According to Kara, “there is a direct line of causality between the public exposure of the Zorg murders and the first movement to abolish slavery in England.” Just twelve days after the trial, an anonymous letter appeared in a widely read English newspaper. The author, who claimed to have been present the court proceedings, argued compellingly against slavery, citing the Zorg case as a prime example of its brutality. Olaudah Equiano read the letter and brought it to the abolitionist Granville Sharp, who petitioned for a new trial. At the following hearing, the events on the Zorg were examined in meticulous detail, precisely what the abolitionists had hoped for.

A Sustained Campaign

In the spring of 1787, the initial group of the Society for Effecting the Abolition of the Slave Trade convened. Over the subsequent years, they wrote letters, made speeches, organized campaigns, and meticulously documented the particulars of the slave trade. “Their efforts,” Kara writes, “would lay a blueprint for the pursuit of social justice.” After years of setbacks, the Act for the Abolition of the Slave Trade was enacted in 1807.

A Lasting Legacy

The debate over who or what deserves credit for abolition remains a matter of debate. The Zorg's influence, however, is visibly evident in J.M.W. Turner's famous painting, The Slave Ship, which was inspired by the events of 1781. While slavery has been widespread in human history, its abolition following a prolonged public movement was unprecedented, serving as an affirmation to the power of moral courage, the pen, and relentless determination.

Kara's Narrative Method

Unlike his previous books—such as the Pulitzer finalist Cobalt Red—Kara has had to fill in certain gaps in the historical record.
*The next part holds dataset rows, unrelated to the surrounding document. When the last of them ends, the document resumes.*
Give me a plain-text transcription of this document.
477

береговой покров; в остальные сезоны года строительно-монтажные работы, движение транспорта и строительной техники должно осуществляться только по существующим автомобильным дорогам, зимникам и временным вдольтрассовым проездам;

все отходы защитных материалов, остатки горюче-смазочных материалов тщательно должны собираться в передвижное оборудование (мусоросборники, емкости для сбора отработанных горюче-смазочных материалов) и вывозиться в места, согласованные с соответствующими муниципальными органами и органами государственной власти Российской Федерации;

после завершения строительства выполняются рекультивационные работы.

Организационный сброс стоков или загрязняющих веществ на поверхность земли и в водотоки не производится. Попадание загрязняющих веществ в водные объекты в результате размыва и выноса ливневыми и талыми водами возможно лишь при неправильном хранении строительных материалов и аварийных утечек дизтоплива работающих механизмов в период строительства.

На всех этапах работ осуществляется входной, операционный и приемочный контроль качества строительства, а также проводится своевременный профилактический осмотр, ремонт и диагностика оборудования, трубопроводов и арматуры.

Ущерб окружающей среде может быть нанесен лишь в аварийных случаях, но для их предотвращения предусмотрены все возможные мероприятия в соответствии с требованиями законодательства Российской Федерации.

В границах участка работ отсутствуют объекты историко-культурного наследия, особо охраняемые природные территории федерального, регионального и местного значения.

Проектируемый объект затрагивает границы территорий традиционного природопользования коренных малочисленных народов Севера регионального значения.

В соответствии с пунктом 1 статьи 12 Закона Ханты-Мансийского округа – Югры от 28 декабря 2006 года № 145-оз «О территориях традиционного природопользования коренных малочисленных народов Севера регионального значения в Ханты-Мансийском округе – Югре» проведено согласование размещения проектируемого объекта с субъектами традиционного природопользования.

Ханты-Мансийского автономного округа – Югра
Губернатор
Consequently, imaginative flourishes sit awkwardly next to scrupulously factual accounts, giving the book a slightly chimeric feel. Part thriller and part historical analysis, The Zorg nevertheless manages to illuminating one of history's darkest chapters, using compelling prose and documented fact to assemble a portrait that haunts the reader well after the final page.

David Mitchell
David Mitchell

Elara is a seasoned gaming enthusiast with over a decade of experience in reviewing online casinos and sharing winning strategies.